Because mezcal is hot, and big players are moving in, there are issues around sustainability. And a lot these small producers aren’t exactly living in luxury. So who wins here? How much of the price of mezcal is getting back to the producers?

JB: It is complicated. This a dilemma we do think deeply about. We’re on a micro scale, but is our journey doing something positive or negative? We think we’re able to tell the story because we show the respect, we go to meet them, their family, treating their product with respect and bringing it back and telling the real story about it. And showing the photos of where they come from be they beautiful or not beautiful. We’ll show it for what it is.

It’s not a bullshit marketing story.

JB: No, we’re not brand focused. We’re not a brand. We’re just showing off what we find over there. It is an inherently expensive exercise. We’re buying stuff and we have to travel.

That I understand, but with these big companies going in — maybe the people who are making it are not seeing the full benefits of that.

AD: Anytime you go into an agrarian, third world economy, there is the overwhelming chance someone is going to be exploited. That’s the fundamentals of the industry. People are finding gold in the Oaxacan hills, that’s what they’re saying.

JB: It is changing. They’re getting very savvy. They’re putting real value not just their products but the products of their cultural heritage. We’ve got a friend of ours, the Alverado family from Santa Maria Ixcatlan, two years ago we were able to buy his mezcal in a jerry can. And his father would sell it to us in a Sprite bottle. But he’s the first member of his family to leave Mexico. He’s from a town of 230 people that have their own language, and he’s starting to realise hey, my people, my culture makes something that is worth a lot — I don’t think he cares about the money — he cares about it being worth something culturally. It’s an expression of his people that people are interested in. Now you can only buy his mezcal in his bottles. For him, that’s the statement: he wanted to tell his story his way.

A lot of other people’s arguments are it’s all economic development - we want mezcal to be the new tequila. But you look at tequila, the distribution of wealth is only really into this small group of families. And I think that would be a huge negative for the broader mezcal industry. Mezcal is the last of these home economy spirits — I’m sure there’s a couple others in the world — but this is the last commercial ones you get.

Do you think, though, that maybe this is just the way the world works and that this old way is just going to go at some point?

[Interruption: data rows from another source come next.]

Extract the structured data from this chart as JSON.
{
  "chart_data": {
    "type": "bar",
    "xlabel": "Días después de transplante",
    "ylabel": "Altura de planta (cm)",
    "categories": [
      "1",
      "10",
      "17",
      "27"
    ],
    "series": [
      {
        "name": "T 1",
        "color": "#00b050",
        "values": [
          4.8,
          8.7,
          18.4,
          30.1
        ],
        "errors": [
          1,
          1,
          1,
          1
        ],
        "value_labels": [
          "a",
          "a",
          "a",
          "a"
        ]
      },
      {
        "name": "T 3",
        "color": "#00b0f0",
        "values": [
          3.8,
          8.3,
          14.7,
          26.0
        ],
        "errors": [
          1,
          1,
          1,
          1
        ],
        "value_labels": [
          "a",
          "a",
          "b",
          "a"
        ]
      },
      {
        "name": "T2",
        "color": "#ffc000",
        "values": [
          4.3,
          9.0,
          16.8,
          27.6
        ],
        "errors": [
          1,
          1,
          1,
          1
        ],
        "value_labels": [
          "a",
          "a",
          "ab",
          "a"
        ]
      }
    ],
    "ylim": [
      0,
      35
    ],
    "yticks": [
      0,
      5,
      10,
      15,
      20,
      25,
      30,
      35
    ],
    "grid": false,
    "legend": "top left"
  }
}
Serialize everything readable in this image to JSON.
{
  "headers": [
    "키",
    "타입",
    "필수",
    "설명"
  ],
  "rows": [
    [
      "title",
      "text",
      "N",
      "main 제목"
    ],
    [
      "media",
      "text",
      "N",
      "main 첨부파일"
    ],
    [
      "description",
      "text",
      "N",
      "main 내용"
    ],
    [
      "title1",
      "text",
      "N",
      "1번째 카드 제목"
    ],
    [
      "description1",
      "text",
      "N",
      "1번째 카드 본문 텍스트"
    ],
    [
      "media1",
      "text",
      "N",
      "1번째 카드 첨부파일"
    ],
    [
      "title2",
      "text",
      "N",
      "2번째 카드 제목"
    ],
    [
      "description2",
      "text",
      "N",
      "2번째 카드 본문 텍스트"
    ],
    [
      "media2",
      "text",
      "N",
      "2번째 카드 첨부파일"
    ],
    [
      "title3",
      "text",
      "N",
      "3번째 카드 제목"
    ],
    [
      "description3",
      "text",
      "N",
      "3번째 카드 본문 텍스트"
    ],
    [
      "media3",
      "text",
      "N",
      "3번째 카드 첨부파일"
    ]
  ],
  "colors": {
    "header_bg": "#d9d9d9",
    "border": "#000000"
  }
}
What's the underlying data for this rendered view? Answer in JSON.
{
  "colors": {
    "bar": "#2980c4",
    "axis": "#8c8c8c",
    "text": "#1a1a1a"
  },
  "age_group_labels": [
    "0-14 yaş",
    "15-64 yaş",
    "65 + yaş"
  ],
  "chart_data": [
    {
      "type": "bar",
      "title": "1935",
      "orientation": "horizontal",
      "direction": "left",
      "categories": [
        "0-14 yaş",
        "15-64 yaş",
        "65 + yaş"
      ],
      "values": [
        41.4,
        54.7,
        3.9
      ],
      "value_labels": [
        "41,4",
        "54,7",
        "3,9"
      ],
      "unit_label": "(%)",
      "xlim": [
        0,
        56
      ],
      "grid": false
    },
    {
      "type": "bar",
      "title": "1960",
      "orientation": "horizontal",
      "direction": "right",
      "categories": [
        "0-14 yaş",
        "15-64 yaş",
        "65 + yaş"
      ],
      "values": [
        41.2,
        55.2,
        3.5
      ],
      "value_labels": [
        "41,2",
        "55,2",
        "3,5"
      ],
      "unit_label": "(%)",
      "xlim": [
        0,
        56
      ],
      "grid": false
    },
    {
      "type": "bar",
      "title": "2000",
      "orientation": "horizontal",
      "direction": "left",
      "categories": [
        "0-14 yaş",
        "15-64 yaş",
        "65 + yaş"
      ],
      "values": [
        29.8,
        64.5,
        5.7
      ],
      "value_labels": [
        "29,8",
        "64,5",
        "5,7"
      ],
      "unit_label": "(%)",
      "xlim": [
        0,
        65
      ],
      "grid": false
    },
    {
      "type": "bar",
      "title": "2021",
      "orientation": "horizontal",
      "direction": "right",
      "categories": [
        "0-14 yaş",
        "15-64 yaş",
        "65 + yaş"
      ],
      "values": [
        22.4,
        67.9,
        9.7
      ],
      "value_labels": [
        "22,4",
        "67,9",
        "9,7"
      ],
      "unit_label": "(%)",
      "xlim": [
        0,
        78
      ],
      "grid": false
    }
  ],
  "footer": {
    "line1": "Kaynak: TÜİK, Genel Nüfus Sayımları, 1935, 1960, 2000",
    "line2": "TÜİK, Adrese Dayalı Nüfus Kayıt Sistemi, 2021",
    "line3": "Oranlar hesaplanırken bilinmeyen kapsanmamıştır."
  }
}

JB: Well, yes, unless people can be very smart — mezcal, as a category, as a peak body, has spent a lot of time trying to ensure that diversity is maintained.

AD: The reason the Spanish didn’t go down so far [to Oaxaca] is that the cultural fabric is so strong and non-European. Hopefully a lot of these cultures and their importance will endure far beyond the quick dollar. Money is gonna come and go quickly, but you’re talking in some places cultures that are thousands of years old.

Around Oaxaca and the mountains around Oaxaca, it’s very commercial — people are making mezcal and making it to sell it. But when you go to the hills of Michoacan or when you go to the end of the fucking road in Puebla?

JB: Or even coastal Jalisco. They’re making mezcal for totally uncommercial reasons. We went to a guy in Jalisco making this incredible — incredible — raicilla. He had vintages from 1992, sitting there in glass. We were like, we’ll buy your warehouse. He was like, “Oh, I’m not selling. It’s been nice having you guys here, it’s lovely, but I’m not going to sell you any of this stuff — of course not.”

There is hope there. It’s so diverse. It’s so micro.

AD: Mezcal's agricultural roots make it impossible to scale. If we were to start Big Boy Mezcal and we went over there, you’ve got a still that’s 80 litres made from clay — there’s no commercial viability to that. To be honest, we’re not even that in touch with what’s going on in an industrial scale with mezcal.

JB: It’s big but we barely touch that stuff.

AD: If we’re talking about vanity, we just have no interest in that stuff. What’s interesting to us is the people, places, and experiences. The mezcal is a bonus in a lot of ways. That’s the thread, but the rest of the experience is more what we’re about.